PKK elebaşı Murat Karayılan, geçtiğimiz yıl orman yakma talimatı vermiş, "2-3 genç bir araya gelerek eylem yapabilir. 'Silahımız yoktur' diyebilirler. Silahları çakmak ve kibrittir" demişti. Ne çabuk unutuldu?

Son 3 günde 22 ilde toplam 79 orman yangını çıktı. Bunlarla ilgili henüz bir sabotaj vakası tespit edilmedi.

Ancak en büyük şüpheli terör örgütü PKK'dır. Aynı anda birkaç yerde başlayan yangınlar için PKK'dan şüphelenmeli değil miyiz?

Bu eş zamanlı yangınlar, daha önce de oldu. 2019'da birçok yangının sorumluluğunu, PKK'nın orman yakmak için örgütlediği "Ateşin Çocukları İnisiyatifi" üstlendi. PKK elebaşıları bunları övdü. HDP itiraz etmedi.

Bugün de HDP'den, yangınlar için üzüntü açıklamaları var mı?

PKK'ya yakın sosyal medya hesapları 5. Kol gibi çalışıyor, sevinç naraları atıyor.

PKK'yı gölgelemek için her türlü algı operasyonunu dolaşıma onlar sokuyor...

Hâl böyle iken başta Kılıçdaroğlu, Akşener, fonlanan medya, Erdoğan düşmanı kalemler, PKK'dan hiç bahsetmeksizin hükümeti suçluyor.

Bizim ciğerlerimiz yanıyor. Devlet bütün imkânları ile seferber olmuş. Sanki hiçbir şey yapılmıyor, yangınlar seyrediliyor gibi bir algı için bütün etki ajanları devrede...

PKK, elbette birinci derecede şüphelidir.

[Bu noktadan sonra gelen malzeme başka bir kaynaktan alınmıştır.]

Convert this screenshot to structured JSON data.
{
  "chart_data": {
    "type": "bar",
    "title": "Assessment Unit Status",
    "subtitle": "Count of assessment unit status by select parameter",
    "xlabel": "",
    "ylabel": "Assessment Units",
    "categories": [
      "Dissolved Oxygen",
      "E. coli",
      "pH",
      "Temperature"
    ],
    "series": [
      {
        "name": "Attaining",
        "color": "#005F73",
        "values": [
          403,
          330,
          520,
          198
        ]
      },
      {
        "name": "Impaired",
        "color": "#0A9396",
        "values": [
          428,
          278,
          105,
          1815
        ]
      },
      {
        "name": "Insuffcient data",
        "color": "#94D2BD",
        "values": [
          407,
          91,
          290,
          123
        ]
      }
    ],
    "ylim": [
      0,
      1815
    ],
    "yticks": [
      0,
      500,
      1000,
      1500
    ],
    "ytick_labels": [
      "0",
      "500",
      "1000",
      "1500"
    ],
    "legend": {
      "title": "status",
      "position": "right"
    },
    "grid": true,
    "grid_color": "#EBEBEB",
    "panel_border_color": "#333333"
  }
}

Türkiye'ye zarar vermek için kurulmuş taşeron örgütten şüphelenmeyeceğiz de kimden şüpheleneceğiz? Yunanistan'dan şüphelenmeyeceğiz de kimden şüpheleneceğiz?

Biden'ın; "Erdoğan'ı, muhalefet ile işbirliği yaparak darbe dışı yollarla devirmeliyiz" lâflarını, CHP'nin "erken seçim ya da başka şekilde" tehditlerini hatırlayamayacağız da ne yapacağız?

Hükümete tavsiye

Yeri gelmişken önemli bir hatırlatmada bulunmak istiyorum.

Şer şebekesi; iktidara, Cumhur İttifakı'na, bizzat Sayın Cumhurbaşkanı'na yönelik kirli algı operasyonuna son günlerde hız verdi.

Yalanlar, bilhassa muhalefet ve sosyal medya üzerinden hızla yayılıyor.

Fonlanan medya gerçeğinin açığa çıkması çok düşündürücüdür.

Amerikan doları alanları bile meşru göstermek için sağdan soldan, bizim mahalleden ötekilerden, kendini kanaat önderi zanneden kibir ehli tarafından yürütülen kampanya, sergilenen dayanışma dikkat çekicidir...

Bu operasyonlar için anında gerekenin yapılmaması, fitne fesat cephesinin işini kolaylaştırıyor.

Algı operasyonunun ve fondaşların etkisini hızlı ve kararlı şekilde kırmak gerekiyor.

Halk arasında gördüğüm şudur; muhalefet tabanında yalanların müşterisi çok fazla. Erdoğan düşmanlığı vicdanları karartmış, sağduyuyu o cenahta öldürmüş.

Onları ikna etmek, insafa çağırmak çok zor.

Ama Erdoğan'a ve Cumhur İttifakı'na sahip çıkan yüzde 53'ün, kafasının karışması önlenmelidir.